My son is now 11 years old. He is kind, witty, clever, curious, crafty and artsy, intelligent and thoughtful and VERY funny. He is my constant reminder to be playful. Kids need us to make them laugh as much as they make us laugh.
As parents, sometimes we forget how important that is. Parenting requires a lot of work, time and energy and as we all know, can be mentally and emotionally exhausting.
What I have discovered is there are many ways for both parents and children to recharge and the most fun way is through humor and silliness.
One of my latest playful moves is to greet Eli with a cheer upon his entrance home from school. He loves this now (maybe not for much longer) and it always makes him smile. E - L - I (insert body shaped letters).... ELI!!
He now has a cheer for me too. M - O - M .... MOM!! Imagine if someone greeted you with a cheer after your long day of responsibilities! I would bet you'd join in too.
When I notice Eli feeling grumpy, I start a game of chase around the house. We giggle and hide and bat at each other. Even Max, our dog, joins in for the excitement. It changes his energetic state instantly. And mine too.
Wrestling is another way I like to engage Eli in play. It is definitely a mood lifter. We have always wrestled as a family. Our karate matches are super exciting. I have some mean high kicks and sweet kung fu tricks. And he has some good tips on pressure points.

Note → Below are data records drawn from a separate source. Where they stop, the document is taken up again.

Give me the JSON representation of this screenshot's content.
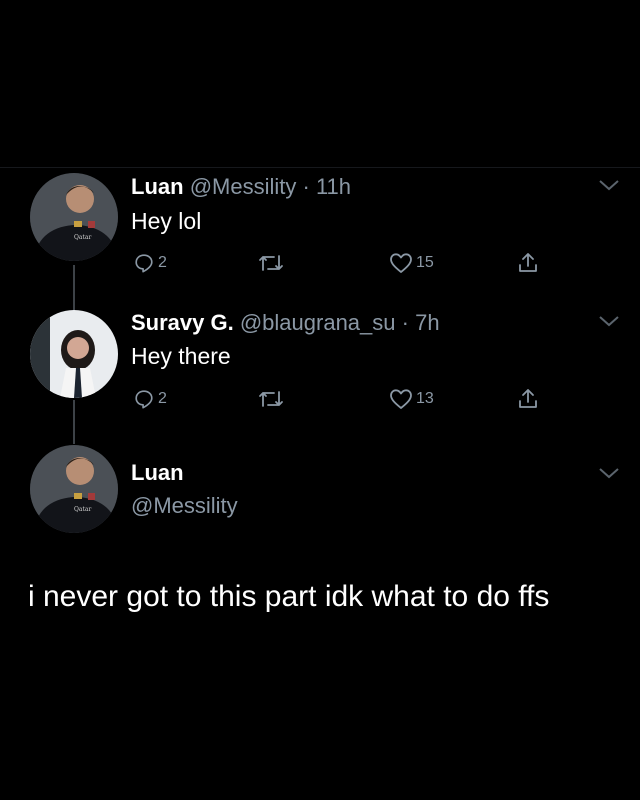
{
  "theme": {
    "background": "#000000",
    "text": "#ffffff",
    "secondary_text": "#8b98a5",
    "thread_line": "#3d4247"
  },
  "tweets": [
    {
      "name": "Luan",
      "handle": "@Messility",
      "separator": "·",
      "time": "11h",
      "text": "Hey lol",
      "replies": "2",
      "likes": "15",
      "avatar": "avatar-luan"
    },
    {
      "name": "Suravy G.",
      "handle": "@blaugrana_su",
      "separator": "·",
      "time": "7h",
      "text": "Hey there",
      "replies": "2",
      "likes": "13",
      "avatar": "avatar-suravy"
    }
  ],
  "focus": {
    "name": "Luan",
    "handle": "@Messility",
    "text": "i never got to this part idk what to do ffs",
    "avatar": "avatar-luan"
  },
  "icons": {
    "reply": "reply-icon",
    "retweet": "retweet-icon",
    "like": "heart-icon",
    "share": "share-icon",
    "more": "chevron-down-icon"
  }
}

We play music around the house quite often and when I hear a groovy tune, I can't help but move my body to the beat. Eli will usually join in and sometimes will lead me in a do - si - do or a sweet lil' waltz. This is one of my favorite forms of play.
As an observer of myself in these moments with my son, I realize more deeply the importance of my job as a parent. It is my responsibility, not Eli's, to lean in. To ask subtle questions, to share with him my experiences, my joys and my sorrows, to hold space for him always and to make him laugh.
All without the expectation that he should have to lean in closer to me first for anything. No matter how old he is. No matter how much he tells me he doesn't want me around.
I will give him space, but I will not stay away. I will initiate texts and phone calls. I will remind myself not to take it personally when he wants to distance himself from me or his dad. And I will always try to stay lighthearted and playful. This is my promise to myself and to my son.